Dry matter monitoring tool
Energy crops field day visitors also heard about the new KWS UK dry matter monitoring tool, designed to increase the accuracy of decision-making at harvest time. It uses satellite imagery for crop analysis and is due to go live in 2021.

“It is estimated that up to 50 per cent of fields are not harvested at the correct time, with a negative effect on crop quantity and quality,” Mr Burgess said. “Using satellite imagery accurate to 10 square metres, growers will be able to upload field maps and view their own crops.

“The imagery is used in conjunction with information on the FAO of a variety, as well as real-time data on rainfall, heat units and radiation on individual farms. A colour coding system will indicate whether the crop is too wet, harvest-ready or that dry matter content has exceeded the optimum figure.
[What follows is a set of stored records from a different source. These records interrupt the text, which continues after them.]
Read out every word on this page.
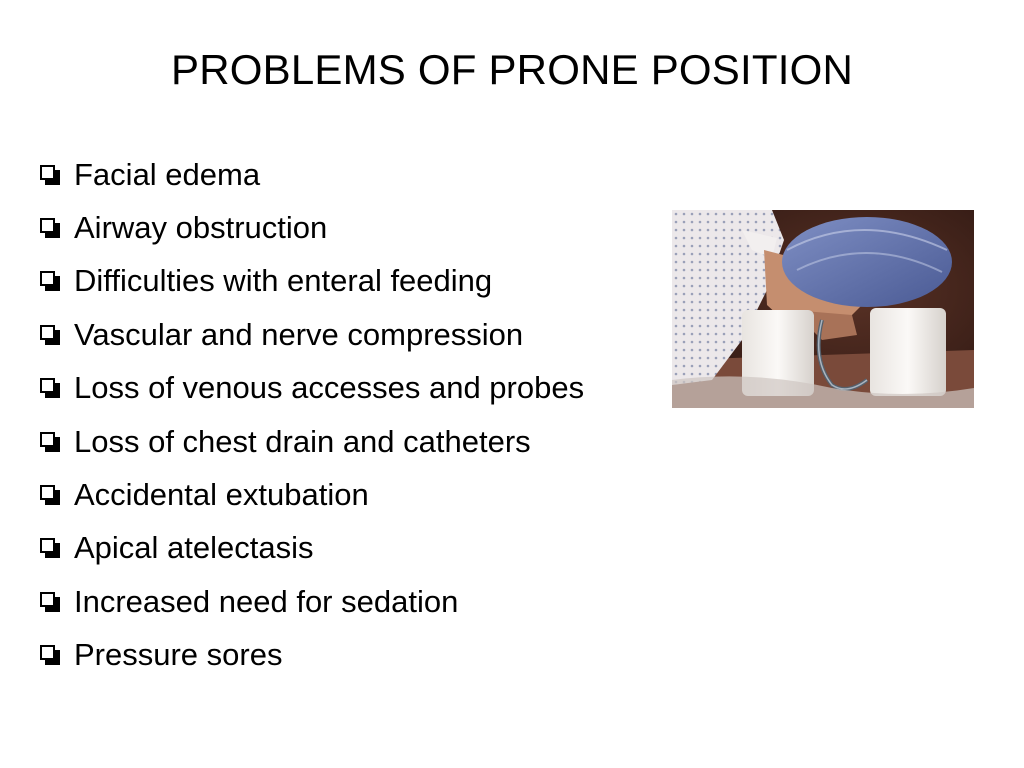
PROBLEMS OF PRONE POSITION
Facial edema
Airway obstruction
Difficulties with enteral feeding
Vascular and nerve compression
Loss of venous accesses and probes
Loss of chest drain and catheters
Accidental extubation
Apical atelectasis
Increased need for sedation
Pressure sores
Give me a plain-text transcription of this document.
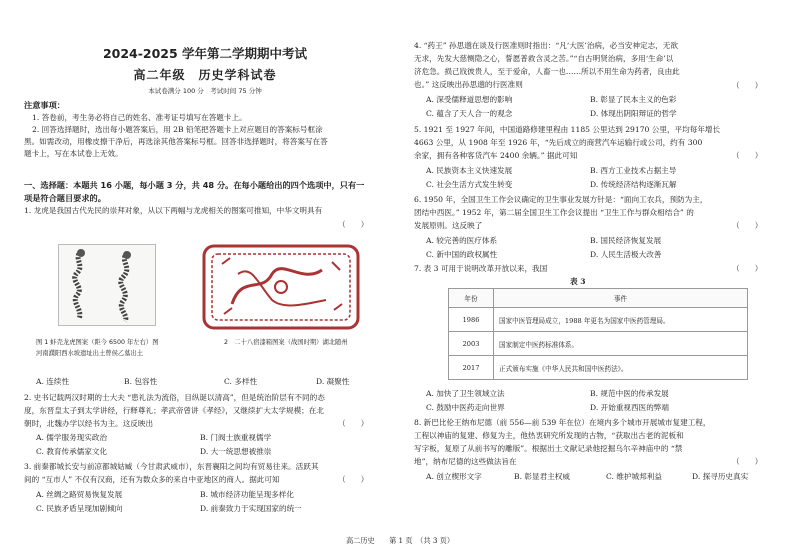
2024-2025 学年第二学期期中考试
高二年级　历史学科试卷
本试卷满分 100 分　考试时间 75 分钟
注意事项：
1. 答卷前，考生务必将自己的姓名、准考证号填写在答题卡上。
2. 回答选择题时，选出每小题答案后，用 2B 铅笔把答题卡上对应题目的答案标号框涂
黑。如需改动，用橡皮擦干净后，再选涂其他答案标号框。回答非选择题时，将答案写在答
题卡上，写在本试卷上无效。
一、选择题：本题共 16 小题，每小题 3 分，共 48 分。在每小题给出的四个选项中，只有一
项是符合题目要求的。
1. 龙虎是我国古代先民的崇拜对象，从以下两幅与龙虎相关的图案可推知，中华文明具有
（　　）
图 1 蚌壳龙虎图案（距今 6500 年左右）图
河南濮阳西水坡遗址出土曾侯乙墓出土
2　二十八宿漆箱图案（战国时期）湖北随州
A. 连续性	B. 包容性	C. 多样性	D. 凝聚性
2. 史书记载两汉时期的士大夫 “患礼法为流俗，目纵诞以清高”，但是统治阶层有不同的态
度，东晋皇太子到太学讲经，行释尊礼；孝武帝曾讲《孝经》，又继续扩大太学规模；在北
朝时，北魏办学以经书为主。这反映出	（　　）
A. 儒学服务现实政治	B. 门阀士族重视儒学
C. 教育传承儒家文化	D. 大一统思想被推崇
3. 前秦都城长安与前凉都城姑臧（今甘肃武威市），东晋襄阳之间均有贸易往来。活跃其
间的 “互市人” 不仅有汉商，还有为数众多的来自中亚地区的商人。据此可知	（　　）
A. 丝绸之路贸易恢复发展	B. 城市经济功能呈现多样化
C. 民族矛盾呈现加剧倾向	D. 前秦致力于实现国家的统一
4. “药王” 孙思邈在谈及行医准则时指出：“凡‘大医’治病，必当安神定志，无欲
无求，先发大慈恻隐之心，誓愿普救含灵之苦。”“自古明贤治病，多用‘生命’以
济危急。损己戕彼贵人，至于爱命，人畜一也……所以不用生命为药者，良由此
也。” 这反映出孙思邈的行医准则	（　　）
A. 深受儒释道思想的影响	B. 彰显了民本主义的色彩
C. 蕴含了天人合一的观念	D. 体现出阴阳辩证的哲学
5. 1921 至 1927 年间，中国道路修建里程由 1185 公里达到 29170 公里，平均每年增长
4663 公里，从 1908 年至 1926 年，“先后成立的商营汽车运输行或公司，约有 300
余家，拥有各种客货汽车 2400 余辆。” 据此可知	（　　）
A. 民族资本主义快速发展	B. 西方工业技术占据主导
C. 社会生活方式发生转变	D. 传统经济结构逐渐瓦解
6. 1950 年，全国卫生工作会议确定的卫生事业发展方针是：“面向工农兵，预防为主，
团结中西医。” 1952 年，第二届全国卫生工作会议提出 “卫生工作与群众相结合” 的
发展原则。这反映了	（　　）
A. 较完善的医疗体系	B. 国民经济恢复发展
C. 新中国的政权属性	D. 人民生活极大改善
7. 表 3 可用于说明改革开放以来，我国	（　　）
表 3
年份	事件
1986	国家中医管理局成立，1988 年更名为国家中医药管理局。
2003	国家制定中医药标准体系。
2017	正式颁布实施《中华人民共和国中医药法》。
A. 加快了卫生领域立法	B. 规范中医的传承发展
C. 鼓励中医药走向世界	D. 开始重视西医的弊端
8. 新巴比伦王纳布尼德（前 556—前 539 年在位）在境内多个城市开展城市复建工程，
工程以神庙的复建、修复为主，他热衷研究所发现的古物，“获取出古老的泥板和
写字板，复原了从前书写的雕版”。根据出土文献记录他挖掘乌尔辛神庙中的 “禁
地”，纳布尼德的这些做法旨在	（　　）
A. 创立楔形文字	B. 彰显君主权威	C. 维护城邦利益	D. 探寻历史真实
高二历史　　第 1 页　（共 3 页）
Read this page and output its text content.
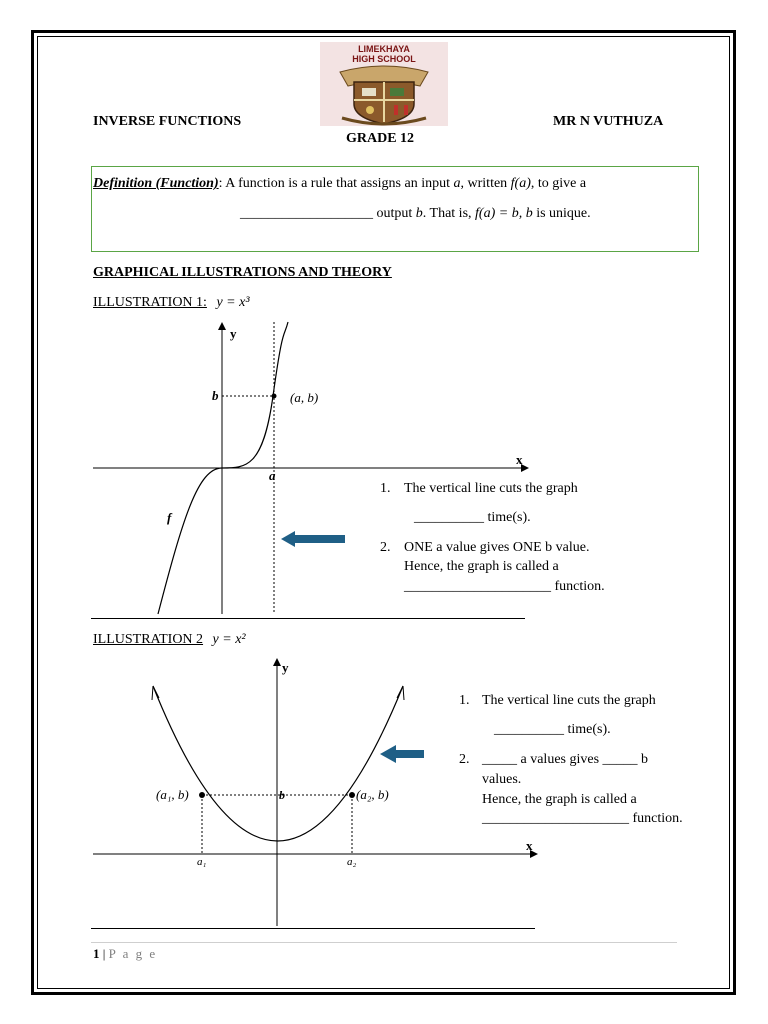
LIMEKHAYA
HIGH SCHOOL
INVERSE FUNCTIONS	MR N VUTHUZA
GRADE 12
Definition (Function): A function is a rule that assigns an input a, written f(a), to give a
___________________ output b. That is, f(a) = b, b is unique.
GRAPHICAL ILLUSTRATIONS AND THEORY
ILLUSTRATION 1: y = x³
y
x
b
a
(a, b)
f
1. The vertical line cuts the graph
__________ time(s).
2. ONE a value gives ONE b value.
Hence, the graph is called a
_____________________ function.
ILLUSTRATION 2 y = x²
y
x
b
a₁	a₂
(a₁, b)	(a₂, b)
1. The vertical line cuts the graph
__________ time(s).
2. _____ a values gives _____ b
values.
Hence, the graph is called a
_____________________ function.
1 | P a g e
“The internet-based tool will be particularly useful for growers with large acreages, as it’ll help to prioritise those fields which are ready to cut. We expect that it’ll improve yields and quality across the national maize acreage, as well as reducing the potential for silage losses.”

At present, some 25 UK maize growers are using the pilot KWS UK dry matter monitoring tool. It will be accessible for the 2021 season in an area which covers 80 per cent of the country’s maize growing acreage, after which it will be rolled out across the UK and in a total of 10 countries in Europe.